La région est attenante au parc de la Comoé, une forêt de 11.000 km² proche du Burkina Faso, qui sert de base arrière pour des groupes jihadistes, principalement liés à Al-Qaida, selon plusieurs sources sécuritaires. Et si la zone de Tengrela, proche de la frontière malienne, est sous étroite surveillance, elle est pour l’heure relativement épargnée par les attaques.

Le gouvernement ivoirien prend néanmoins la menace au sérieux et prône une collaboration renforcée avec ses voisins pour y faire face. « Aujourd’hui, le Burkina Faso et le Mali constituent l’épicentre de la menace terroriste qui descend vers la Côte d’Ivoire. Le gouvernement a tout intérêt à collaborer avec ces Etats », explique l’expert antiterroriste ivoirien Lassina Diarra.

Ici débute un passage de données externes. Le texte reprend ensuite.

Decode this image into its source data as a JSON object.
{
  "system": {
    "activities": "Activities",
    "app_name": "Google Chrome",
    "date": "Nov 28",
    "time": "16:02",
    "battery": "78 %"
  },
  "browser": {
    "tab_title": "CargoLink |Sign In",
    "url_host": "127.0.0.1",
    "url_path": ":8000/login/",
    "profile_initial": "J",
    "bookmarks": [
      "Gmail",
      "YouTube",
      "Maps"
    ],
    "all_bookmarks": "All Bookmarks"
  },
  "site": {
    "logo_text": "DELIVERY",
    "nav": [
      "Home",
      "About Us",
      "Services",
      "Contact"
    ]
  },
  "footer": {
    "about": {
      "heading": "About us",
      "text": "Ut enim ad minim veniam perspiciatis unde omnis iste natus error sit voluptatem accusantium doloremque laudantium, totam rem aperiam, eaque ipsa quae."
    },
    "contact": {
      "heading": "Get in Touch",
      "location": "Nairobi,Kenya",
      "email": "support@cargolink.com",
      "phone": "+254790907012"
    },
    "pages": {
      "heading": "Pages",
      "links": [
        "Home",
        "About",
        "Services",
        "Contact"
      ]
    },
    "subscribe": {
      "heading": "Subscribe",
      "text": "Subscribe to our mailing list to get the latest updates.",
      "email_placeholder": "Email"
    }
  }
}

Vendredi dernier, les chefs d’état-major de la Communauté économique des Etats d’Afrique de l’ouest (Cédeao) se sont engagées à multiplier les opérations conjointes dans la région.

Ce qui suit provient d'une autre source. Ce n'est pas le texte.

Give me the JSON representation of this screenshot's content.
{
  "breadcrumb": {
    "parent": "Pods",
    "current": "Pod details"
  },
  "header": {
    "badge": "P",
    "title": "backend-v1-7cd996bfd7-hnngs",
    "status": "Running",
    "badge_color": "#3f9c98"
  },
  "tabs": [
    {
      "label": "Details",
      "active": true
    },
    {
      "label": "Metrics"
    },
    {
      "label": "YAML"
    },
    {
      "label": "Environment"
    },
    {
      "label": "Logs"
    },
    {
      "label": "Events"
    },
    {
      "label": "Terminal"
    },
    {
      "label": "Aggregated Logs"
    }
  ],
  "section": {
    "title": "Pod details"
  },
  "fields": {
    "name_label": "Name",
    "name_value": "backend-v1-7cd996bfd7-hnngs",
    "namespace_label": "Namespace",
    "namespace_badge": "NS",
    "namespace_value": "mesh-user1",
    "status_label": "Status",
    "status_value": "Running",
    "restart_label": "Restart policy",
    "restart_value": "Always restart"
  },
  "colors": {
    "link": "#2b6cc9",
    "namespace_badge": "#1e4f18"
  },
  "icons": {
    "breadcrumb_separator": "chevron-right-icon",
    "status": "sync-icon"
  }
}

La Côte d’Ivoire en mène déjà certaines avec l’armée burkinabè et malienne et bénéficie en outre de l’aide de certains partenaires occidentaux. Les Etats-Unis ont par exemple débloqué 19,5 millions de dollars sur cinq ans pour le projet « Résilience pour la paix », visant à aider les communautés frontalières à lutter contre l’extrémisme, en particulier les jeunes.

Un Centre de formation de militaires, policiers, gendarmes et magistrats dans la lutte contre le « terrorisme » a été inauguré en juin à Jacqueville, près d’Abidjan, avec le soutien de la France.

La Côte d’Ivoire veut à tout prix éviter un scénario à la burkinabè où les groupes jihadistes ont gagné du terrain dans la plupart du territoire en quelques années, menant des attaques sanglantes presque chaque semaine contre civils et militaires.

-Objectif des jihadistes, le sud-

« L’objectif des terroristes est d’étendre leur hégémonie économique, culturelle et religieuse le plus possible vers le Sud », reconnaît Fidèle Sarassoro, directeur de Cabinet du président ivoirien.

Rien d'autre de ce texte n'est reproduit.